There must be a gap in their focus now that the ACLU has decided that some constitutional rights are no longer to their liking, such as free speech when it involves people who should stay in Skokie. To fill that gap, they’ve come up with a new civil right, even if it can’t be found anywhere in your pocket Constitution.
If the recent wave of sexual harassment and sexual assault revelations has taught us anything, it’s that we have not done enough to end sexual harassment and gender-based violence.
The choice of the word “revelations” is a curious one. Accusations might be more accurate, but then there would be some difficulty connecting it to the second half of the sentence, where truth is assumed and something, therefore, must be done.
The fact that #MeToo has taken off as a viral hashtag is a stark reminder that gender-based violence and harassment persist despite years of public attention and law reform. This is true even in the workplace, where there is a body of decisions from cases brought over the last 30 years. It’s clear that we need to refocus our public dialogue and use of the law on how to actually stop gender-based violence and harassment, both in and out of the workplace.
We need a conversation, a discussion, now a dialogue. Somebody sure likes to talk a lot.
To that end, we need more meaningful measures of accountability, which include civil rights remedies that shift the focus from punishing the offender to providing redress for the victim while holding the offender accountable.
While the sentence, as a whole, is gibberish (so “punishing the offender” is completely different from “holding the offender accountable”?), notice the insertion of the words “civil rights remedies” into the mix? So assault may be an assault, and rape may be rape, but that’s not enough punishment, oops, holding the offender accountable.
But the ACLU isn’t so much into punitive measures, as palliative.
As commentators such as Judith Levine, who has written several books about sex and gender, Masha Gessen of the New Yorker, and Rebecca Traister of New York Magazine have pointed out, punitive approaches that rush to judgment and sanctioning those accused of sexual misconduct risk over-policing women’s virtue and casting women as victims who lack agency. These approaches also advance policies that prioritize incarceration over personal responsibility, while doing little to dismantle power disparities that leave marginalized groups vulnerable. Responses that reflexively pronounce success when those accused of abuse are fired or punished may compromise due process safeguards we all should value, particularly in these times when rights are under threat on multiple fronts.
So if you don’t want guys fired or imprisoned for being literally awful, what do you want?
Restorative justice — practices that provide opportunities for the victim to communicate to the offender the impact of the offense in a safe setting and to jointly come up with ways the offender can take responsibility — are being explored and hold promise for alternative approaches. These could include an apology, training, or engagement in community service and dialog.
So “holding an offender accountable” should mean he has to listen to a woman talk about her feelings? The Eighth Amendment no longer matters either? And on what basis does the ACLU propose to police the individual conduct of men who fail to share women’s sensibilities?
On the legal front, we need to fix loopholes in existing civil rights laws so that they more effectively compensate those harmed by sexual harassment and gender violence as well as do a better job of deterring it. Civil rights remedies, such as federal and state anti-discrimination laws, can be used against those who commit acts of gender-based violence and harassment.
These aren’t loopholes. The Constitution protects the rights of the people from the government, not people who don’t behave the way they want them to.
Most civil rights laws prohibit gender-based violence and harassment at work, in housing, and by state actors. In the workplace, they often only hold employers or managers accountable and may not reach the individuals who actually committed the abuse. There is no federal civil rights law that provides a remedy for gender-based violence or harassment committed by a private individual — which is the most common form.

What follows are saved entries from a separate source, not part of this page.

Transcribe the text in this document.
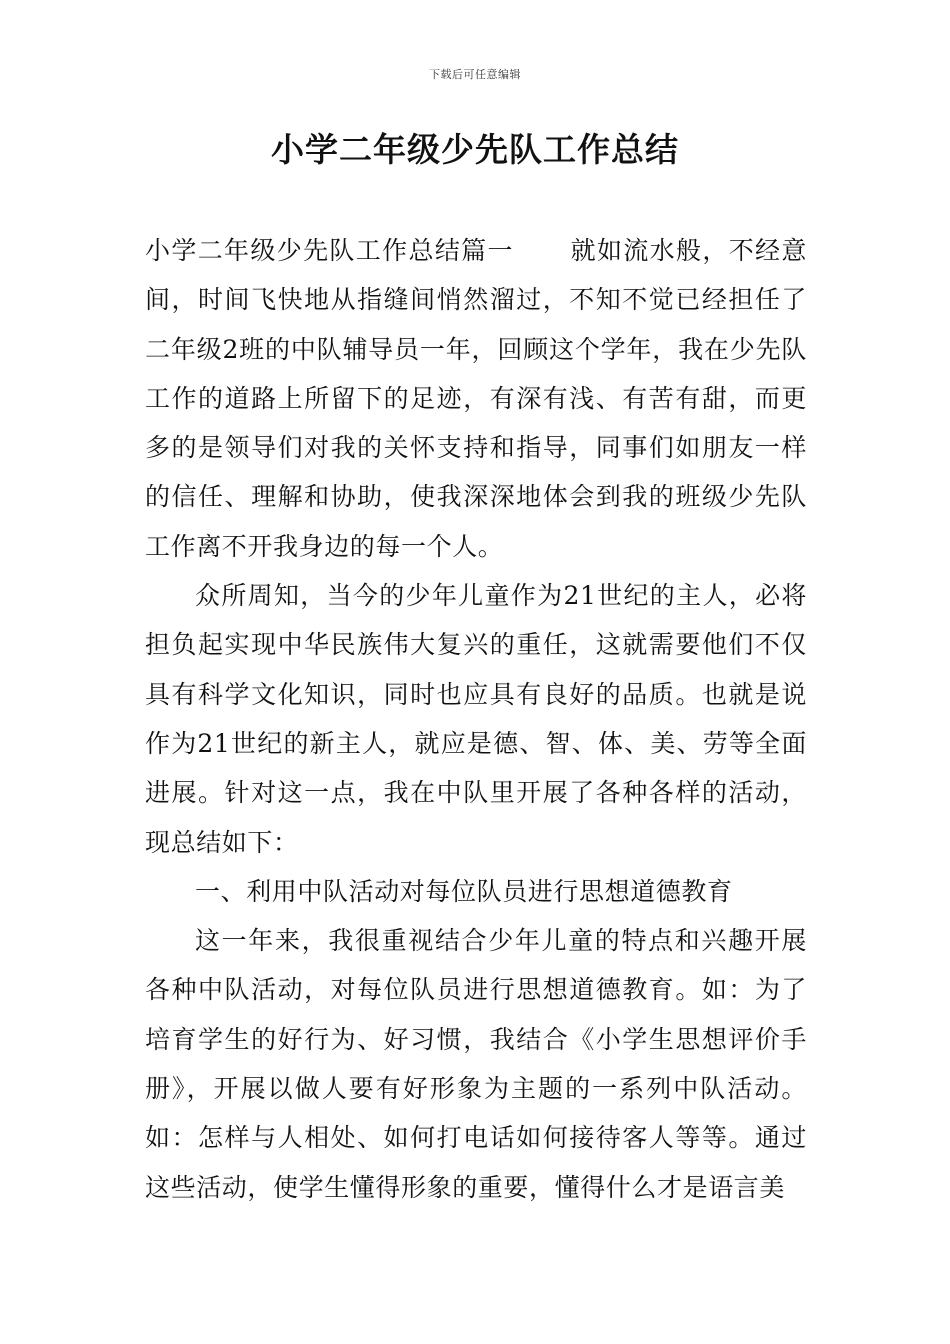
下载后可任意编辑
小学二年级少先队工作总结

小学二年级少先队工作总结篇一 就如流水般，不经意间，时间飞快地从指缝间悄然溜过，不知不觉已经担任了二年级2班的中队辅导员一年，回顾这个学年，我在少先队工作的道路上所留下的足迹，有深有浅、有苦有甜，而更多的是领导们对我的关怀支持和指导，同事们如朋友一样的信任、理解和协助，使我深深地体会到我的班级少先队工作离不开我身边的每一个人。

众所周知，当今的少年儿童作为21世纪的主人，必将担负起实现中华民族伟大复兴的重任，这就需要他们不仅具有科学文化知识，同时也应具有良好的品质。也就是说作为21世纪的新主人，就应是德、智、体、美、劳等全面进展。针对这一点，我在中队里开展了各种各样的活动，现总结如下：

一、利用中队活动对每位队员进行思想道德教育

这一年来，我很重视结合少年儿童的特点和兴趣开展各种中队活动，对每位队员进行思想道德教育。如：为了培育学生的好行为、好习惯，我结合《小学生思想评价手册》，开展以做人要有好形象为主题的一系列中队活动。如：怎样与人相处、如何打电话如何接待客人等等。通过这些活动，使学生懂得形象的重要，懂得什么才是语言美
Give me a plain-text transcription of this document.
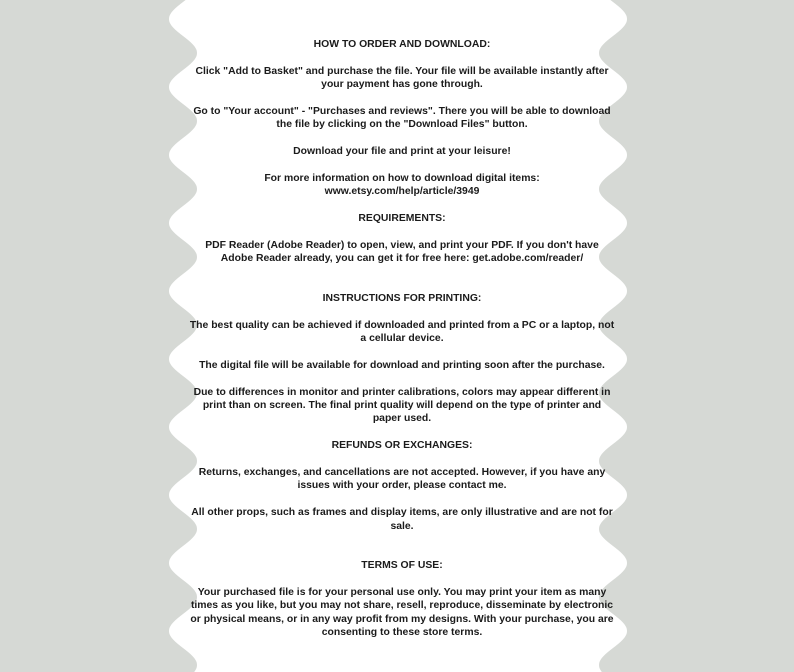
HOW TO ORDER AND DOWNLOAD:

Click "Add to Basket" and purchase the file. Your file will be available instantly after your payment has gone through.

Go to "Your account" - "Purchases and reviews". There you will be able to download the file by clicking on the "Download Files" button.

Download your file and print at your leisure!

For more information on how to download digital items:

www.etsy.com/help/article/3949

REQUIREMENTS:

PDF Reader (Adobe Reader) to open, view, and print your PDF. If you don't have Adobe Reader already, you can get it for free here: get.adobe.com/reader/

INSTRUCTIONS FOR PRINTING:

The best quality can be achieved if downloaded and printed from a PC or a laptop, not a cellular device.

The digital file will be available for download and printing soon after the purchase.

Due to differences in monitor and printer calibrations, colors may appear different in print than on screen. The final print quality will depend on the type of printer and paper used.

REFUNDS OR EXCHANGES:

Returns, exchanges, and cancellations are not accepted. However, if you have any issues with your order, please contact me.

All other props, such as frames and display items, are only illustrative and are not for sale.

TERMS OF USE:

Your purchased file is for your personal use only. You may print your item as many times as you like, but you may not share, resell, reproduce, disseminate by electronic or physical means, or in any way profit from my designs. With your purchase, you are consenting to these store terms.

This is the sort of absurdly misguided rhetoric one expects to find at Everyday Feminism, not the ACLU. The reason there are no laws dictating, upon pain of punishment, how individuals engage with each other is that there is no “civil right” for women to demand that men act the way women want them to, and for the government to enforce their desires through force of law.
Don’t be fooled by the words, “gender-based violence or harassment.” We already have criminal laws prohibiting violence, and they apply to everybody, women included. As for the devoutly vague word “harassment,” it’s becoming one of the most dangerous words around, as used without any cognizable meaning to reflect any behavior, any speech, that a woman doesn’t like.
The fact that there are some who would resort to this lunacy isn’t at all surprising. There are plenty of people, women included, who have shed any pretense of reason in this atmosphere of mob rule, where any sister’s feelings is good enough to do harm. But this isn’t some nutty, kooky third-wave radfem website calling for a federal civil rights law to enforce female feelings. This is the ACLU.
It’s almost as if they don’t care about the civil rights of men, but that might be an overstatement. Men are totally fine, provided they abide the wishes of every woman. Or else they will be sentenced to a dialogue about how they hurt their feelings. According to the ACLU, this should be the law.